Probate is the judicial process through which a will is validated and executed to ensure the legal transfer of the deceased's estate to the rightful beneficiaries.
Pur Autre Vie refers to a life estate in property held by one person (the grantee), but measured by the life of another person (the cestui que vie). This property interest is often used in specific legal, financial, and estate planning contexts.
In real estate, a remainder refers to the portion of an estate that takes effect after the termination of a prior estate, such as a life estate. It can also denote the part of a property retained by the owner after a partial acquisition by the government through eminent domain.
A Remainderman is the individual who is designated to inherit or receive possession of a property after the termination of the preceding estate, typically after the death of a life tenant.
Reversionary Interest is the interest a person retains in property after the termination of the preceding estate. Typically, it applies when the original owner grants an estate but retains a future interest.
The Right of Survivorship is a legal provision whereby property co-owners hold the right to automatically inherit the interest of a deceased co-owner.
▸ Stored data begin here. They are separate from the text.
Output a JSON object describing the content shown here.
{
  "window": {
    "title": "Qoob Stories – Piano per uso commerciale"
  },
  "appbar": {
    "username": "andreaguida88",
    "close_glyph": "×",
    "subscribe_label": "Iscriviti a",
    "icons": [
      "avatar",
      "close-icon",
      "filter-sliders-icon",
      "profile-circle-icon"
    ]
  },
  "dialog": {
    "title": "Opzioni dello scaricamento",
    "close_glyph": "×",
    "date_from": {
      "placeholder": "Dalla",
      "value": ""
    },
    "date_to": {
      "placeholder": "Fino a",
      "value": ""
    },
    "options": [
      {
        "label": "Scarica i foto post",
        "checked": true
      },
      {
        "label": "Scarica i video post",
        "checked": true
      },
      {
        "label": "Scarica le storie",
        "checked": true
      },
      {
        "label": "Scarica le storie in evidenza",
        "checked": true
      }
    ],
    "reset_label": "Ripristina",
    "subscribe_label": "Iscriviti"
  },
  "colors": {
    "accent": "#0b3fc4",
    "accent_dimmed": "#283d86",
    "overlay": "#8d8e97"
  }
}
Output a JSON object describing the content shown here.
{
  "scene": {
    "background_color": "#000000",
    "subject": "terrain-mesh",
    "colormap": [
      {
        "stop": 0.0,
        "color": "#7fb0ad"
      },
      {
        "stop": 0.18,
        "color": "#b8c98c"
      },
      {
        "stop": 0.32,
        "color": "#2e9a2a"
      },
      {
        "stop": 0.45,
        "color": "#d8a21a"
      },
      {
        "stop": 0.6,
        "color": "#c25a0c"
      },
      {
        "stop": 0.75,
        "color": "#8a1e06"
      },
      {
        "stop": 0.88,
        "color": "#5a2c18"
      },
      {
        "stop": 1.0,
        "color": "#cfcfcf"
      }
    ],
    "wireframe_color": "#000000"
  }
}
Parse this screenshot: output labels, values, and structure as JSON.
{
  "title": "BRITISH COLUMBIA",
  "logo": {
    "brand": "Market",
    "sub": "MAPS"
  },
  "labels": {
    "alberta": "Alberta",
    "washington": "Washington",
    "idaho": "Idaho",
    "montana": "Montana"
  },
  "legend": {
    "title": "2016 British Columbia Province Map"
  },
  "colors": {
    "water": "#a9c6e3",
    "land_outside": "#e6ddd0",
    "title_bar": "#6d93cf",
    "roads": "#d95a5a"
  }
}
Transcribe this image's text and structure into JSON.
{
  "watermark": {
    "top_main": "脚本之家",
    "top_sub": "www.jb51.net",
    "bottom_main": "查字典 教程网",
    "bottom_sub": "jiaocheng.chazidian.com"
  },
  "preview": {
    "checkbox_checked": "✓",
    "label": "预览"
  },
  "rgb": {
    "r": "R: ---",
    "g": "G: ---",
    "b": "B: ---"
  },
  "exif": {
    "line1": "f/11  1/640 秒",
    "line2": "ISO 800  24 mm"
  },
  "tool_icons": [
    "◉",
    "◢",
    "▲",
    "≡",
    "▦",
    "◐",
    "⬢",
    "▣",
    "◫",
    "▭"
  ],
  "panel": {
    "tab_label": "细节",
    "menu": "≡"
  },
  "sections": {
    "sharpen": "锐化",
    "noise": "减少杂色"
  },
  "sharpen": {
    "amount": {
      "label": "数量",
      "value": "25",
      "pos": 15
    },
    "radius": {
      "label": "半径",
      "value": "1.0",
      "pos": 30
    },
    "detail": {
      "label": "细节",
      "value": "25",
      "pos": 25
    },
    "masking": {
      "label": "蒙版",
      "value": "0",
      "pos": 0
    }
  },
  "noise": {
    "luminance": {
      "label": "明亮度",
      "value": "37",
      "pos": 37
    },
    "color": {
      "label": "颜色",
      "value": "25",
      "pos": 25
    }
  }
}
This provision is prominently featured in Joint Tenancy and Tenancy by the Entirety arrangements, facilitating smoother transfer of property ownership upon death without the need for probate.
A stepped-up basis is an adjustment to the tax basis of inherited property, increasing the basis to the property's fair market value at the time of the original owner's death, thus minimizing capital gains tax for the heirs.
Survivorship is the right of a joint tenant or tenants to maintain ownership rights following the death of another joint tenant, preventing heirs of the deceased from making claims against the property.
Tangible personal property refers to assets that can be seen, touched, and moved without great difficulty. This category excludes real estate and intangible assets.
Tenancy by the Entirety is a form of joint property ownership reserved strictly for married couples, ensuring equal possession and incorporating the right of survivorship. Upon the death of one spouse, full ownership seamlessly transfers to the surviving spouse, offering protection from individual creditors.
Tenancy In Common (TIC) is a form of real estate ownership by two or more parties, where each holds an undivided interest in the property without rights of survivorship.
A testament is a legal document that articulates an individual’s wishes about how their personal property should be distributed after their death. The terms 'will,' 'testament,' and 'last will and testament' are often used interchangeably.
A testamentary trust is a trust established in accordance with the instructions left in a person's will and becomes active only after the death of the testator.
Testate refers to having made a valid will before death. It contrasts with intestate, where there is no will, and the estate administration follows statutory default rules.
A testator is a person who has made a will or given a legacy. In general law, a testator is the individual who explicitly provides their desires regarding the distribution of their estate upon their death through the legal document known as a will.
A testatrix is a woman who has made a legal will to manage the distribution of her property upon death. The term comes from the Latin word 'testātrīx,' the feminine form of 'testātor,' and is specifically used to indicate that the individual is female.